The core of the model is written in Stan and a Jupyter notebook is used for reading in data, running the model and visualizing its output. Installation instructions are provided here.
In order to provide a new dataset or change the model parameters, edit the beginning of the notebook where each input parameter and the required data files are described in detail.
All parameters listed below can be adjusted by the user. The values below are used by older versions of the model (v9) and by the model that generated the initial conditions for the current model version; the latter now uses the posterior parameter estimates generated by the former.

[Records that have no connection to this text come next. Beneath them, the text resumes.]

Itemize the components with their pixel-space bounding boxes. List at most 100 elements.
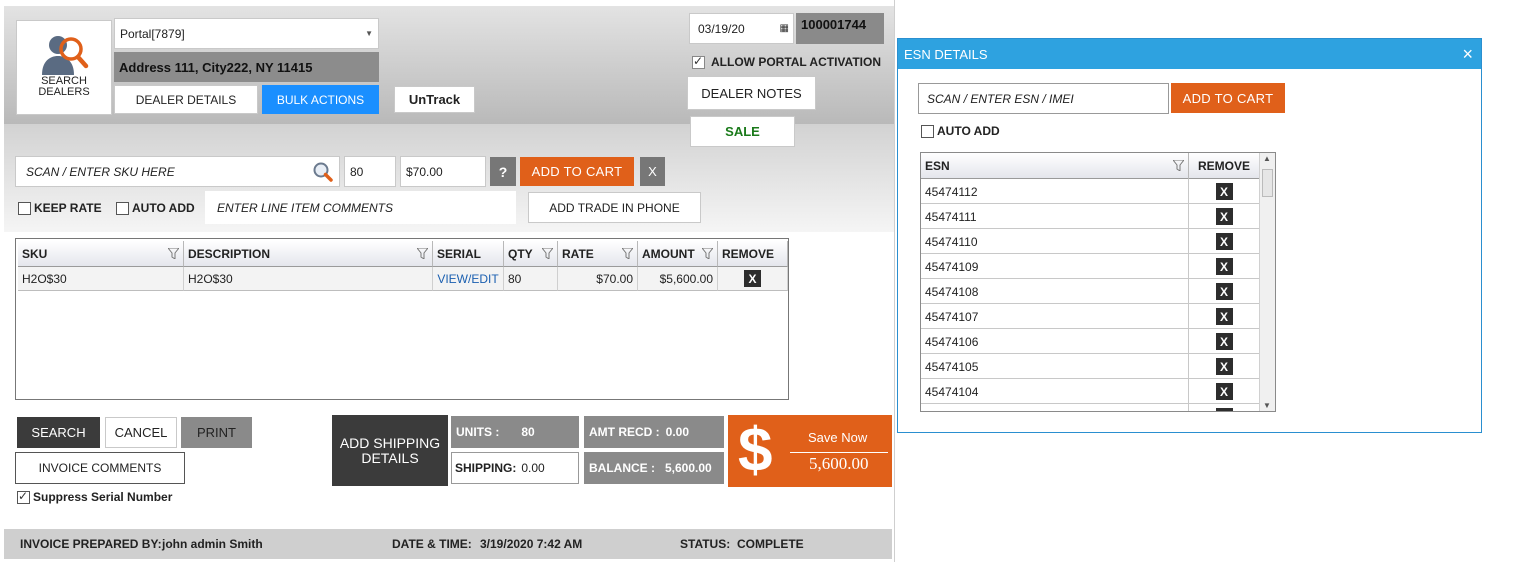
column-header-remove[interactable]: REMOVE xyxy=(718,241,788,267)
esn-input[interactable]: SCAN / ENTER ESN / IMEI xyxy=(918,83,1169,114)
filter-icon[interactable] xyxy=(168,248,179,259)
esn-remove-cell: X xyxy=(1189,179,1259,204)
search-dealers-button[interactable]: SEARCH DEALERS xyxy=(16,20,112,115)
esn-value: 45474104 xyxy=(921,379,1189,404)
keep-rate-option[interactable]: KEEP RATE xyxy=(18,200,102,216)
filter-icon[interactable] xyxy=(702,248,713,259)
table-row-rate: $70.00 xyxy=(558,267,638,291)
keep-rate-checkbox[interactable] xyxy=(18,201,31,215)
esn-remove-cell: X xyxy=(1189,354,1259,379)
column-header-esn-remove[interactable]: REMOVE xyxy=(1189,153,1259,179)
filter-icon[interactable] xyxy=(622,248,633,259)
portal-select[interactable]: Portal[7879] ▼ xyxy=(114,18,379,49)
column-header-esn-label: ESN xyxy=(925,159,950,173)
allow-portal-activation[interactable]: ALLOW PORTAL ACTIVATION xyxy=(692,54,881,70)
remove-esn-button[interactable]: X xyxy=(1215,383,1233,400)
remove-esn-button[interactable]: X xyxy=(1215,183,1233,200)
column-header-rate[interactable]: RATE xyxy=(558,241,638,267)
auto-add-option[interactable]: AUTO ADD xyxy=(116,200,195,216)
esn-remove-cell: X xyxy=(1189,254,1259,279)
calendar-icon[interactable]: ▦ xyxy=(780,23,789,34)
esn-value: 45474106 xyxy=(921,329,1189,354)
cancel-button[interactable]: CANCEL xyxy=(105,417,177,448)
save-now-button[interactable]: $ Save Now 5,600.00 xyxy=(728,415,892,487)
invoice-comments-button[interactable]: INVOICE COMMENTS xyxy=(15,452,185,484)
auto-add-label: AUTO ADD xyxy=(132,201,195,215)
balance-label: BALANCE : xyxy=(589,461,655,475)
keep-rate-label: KEEP RATE xyxy=(34,201,102,215)
remove-esn-button[interactable]: X xyxy=(1215,408,1233,411)
table-row-serial-link[interactable]: VIEW/EDIT xyxy=(433,267,504,291)
column-header-amount[interactable]: AMOUNT xyxy=(638,241,718,267)
table-row-qty: 80 xyxy=(504,267,558,291)
esn-value: 45474108 xyxy=(921,279,1189,304)
line-item-comments-input[interactable]: ENTER LINE ITEM COMMENTS xyxy=(205,191,516,224)
filter-icon[interactable] xyxy=(417,248,428,259)
remove-esn-button[interactable]: X xyxy=(1215,283,1233,300)
filter-icon[interactable] xyxy=(1173,160,1184,171)
esn-dialog-titlebar[interactable]: ESN DETAILS × xyxy=(898,39,1481,69)
remove-row-button[interactable]: X xyxy=(744,270,761,287)
tab-dealer-details[interactable]: DEALER DETAILS xyxy=(114,85,258,114)
esn-value: 45474111 xyxy=(921,204,1189,229)
add-to-cart-button[interactable]: ADD TO CART xyxy=(520,157,634,186)
suppress-serial-checkbox[interactable] xyxy=(17,489,30,504)
allow-portal-activation-checkbox[interactable] xyxy=(692,54,705,69)
esn-details-dialog: ESN DETAILS × SCAN / ENTER ESN / IMEI AD… xyxy=(897,38,1482,433)
esn-add-to-cart-button[interactable]: ADD TO CART xyxy=(1171,83,1285,113)
dealer-notes-button[interactable]: DEALER NOTES xyxy=(687,76,816,110)
column-header-sku[interactable]: SKU xyxy=(18,241,184,267)
rate-field[interactable]: $70.00 xyxy=(400,156,486,187)
remove-esn-button[interactable]: X xyxy=(1215,208,1233,225)
portal-select-value: Portal[7879] xyxy=(120,26,185,41)
esn-remove-cell: X xyxy=(1189,279,1259,304)
remove-esn-button[interactable]: X xyxy=(1215,233,1233,250)
scroll-up-icon[interactable]: ▲ xyxy=(1263,154,1271,163)
remove-esn-button[interactable]: X xyxy=(1215,308,1233,325)
shipping-summary: SHIPPING: 0.00 xyxy=(451,452,579,484)
remove-esn-button[interactable]: X xyxy=(1215,258,1233,275)
clear-entry-button[interactable]: X xyxy=(640,157,665,186)
untrack-button[interactable]: UnTrack xyxy=(394,86,475,113)
esn-auto-add-option[interactable]: AUTO ADD xyxy=(921,123,1000,139)
help-button[interactable]: ? xyxy=(490,157,516,186)
column-header-description[interactable]: DESCRIPTION xyxy=(184,241,433,267)
esn-value: 45474107 xyxy=(921,304,1189,329)
esn-row: 45474105 X xyxy=(921,354,1259,379)
line-items-grid: SKU DESCRIPTION SERIAL QTY RATE AMOUNT R… xyxy=(15,238,789,400)
tab-bulk-actions[interactable]: BULK ACTIONS xyxy=(262,85,379,114)
quantity-field[interactable]: 80 xyxy=(344,156,396,187)
remove-esn-button[interactable]: X xyxy=(1215,333,1233,350)
add-shipping-details-button[interactable]: ADD SHIPPING DETAILS xyxy=(332,415,448,486)
search-button[interactable]: SEARCH xyxy=(17,417,100,448)
esn-value: 45474112 xyxy=(921,179,1189,204)
add-trade-in-phone-button[interactable]: ADD TRADE IN PHONE xyxy=(528,192,701,223)
sku-input[interactable]: SCAN / ENTER SKU HERE xyxy=(15,156,340,187)
column-header-serial[interactable]: SERIAL xyxy=(433,241,504,267)
scroll-thumb[interactable] xyxy=(1262,169,1273,197)
sale-badge: SALE xyxy=(690,116,795,147)
balance-value: 5,600.00 xyxy=(665,461,712,475)
column-header-qty[interactable]: QTY xyxy=(504,241,558,267)
esn-scrollbar[interactable]: ▲ ▼ xyxy=(1259,153,1275,411)
search-user-icon xyxy=(42,36,89,75)
save-now-label: Save Now xyxy=(808,430,868,445)
column-header-esn[interactable]: ESN xyxy=(921,153,1189,179)
datetime-label: DATE & TIME: xyxy=(392,537,472,551)
filter-icon[interactable] xyxy=(542,248,553,259)
auto-add-checkbox[interactable] xyxy=(116,201,129,215)
esn-auto-add-label: AUTO ADD xyxy=(937,124,1000,138)
table-row-remove: X xyxy=(718,267,788,291)
invoice-date-field[interactable]: 03/19/20 ▦ xyxy=(689,13,794,44)
search-icon[interactable] xyxy=(312,161,334,183)
allow-portal-activation-label: ALLOW PORTAL ACTIVATION xyxy=(711,55,881,69)
esn-dialog-title: ESN DETAILS xyxy=(904,46,988,62)
esn-value xyxy=(921,404,1189,411)
scroll-down-icon[interactable]: ▼ xyxy=(1263,401,1271,410)
esn-auto-add-checkbox[interactable] xyxy=(921,124,934,138)
sku-input-placeholder: SCAN / ENTER SKU HERE xyxy=(26,164,175,179)
print-button[interactable]: PRINT xyxy=(181,417,252,448)
remove-esn-button[interactable]: X xyxy=(1215,358,1233,375)
suppress-serial-option[interactable]: Suppress Serial Number xyxy=(17,489,172,505)
close-icon[interactable]: × xyxy=(1462,44,1473,65)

Parameter | Value and Distribution | Literature |
---|---|---|
Initial Contact Rate | normal(0.2, 0.02)[1] | N/A |
Latent Period | normal(5, 2) | Cascella et al; Li et al |
Asymptomatic Infections Days to Recover | normal(7, 5) | He et al |
Mild Infections Days to Recover | normal(7,4) | He et al |
Days to Hospital | normal(5,1) | Ferguson et al |
Non-ICU Cases Days in Hospital | normal(7,1) | Ferguson et al |
ICU Cases Days in Hospital | normal(16, 1) | Ferguson et al |
Fraction Tested | time-dependent[2] | N/A |
Fraction of moderate cases (Hospitalized but non-ICU) | Dirichlet with mean 0.07[3] | Stanford model; Ferguson et al; Verity et al |
Fraction of severe cases (ICU and alive) | Dirichlet with mean 0.02[3] | Stanford model; Ferguson et al; Verity et al |
Fraction of severe cases (ICU and dead) | Dirichlet with mean 0.005[3] | N/A |
Fraction Asymptomatic cases | Dirichlet with mean 0.178[3] | Nishiura et al; Mizumoto et al |
Fraction of mild cases (non-hospitalized) | Dirichlet with mean 1-sum(0.07, 0.02, 0.005, 0.178)[3] | N/A |
Population of Santa Cruz County | 273, 213 | https://www.census.gov/quickfacts/santacruzcountycalifornia |
[1] A time-dependent contact rate is then estimated from the data using an AR(1) process and spline interpolation.
[2] Currently increased over time using key dates, see old notebook for details.
[3] All 5 fractions are drawn from the same Dirichlet distribution.
This project is licensed under the MIT License - see the LICENSE file for details.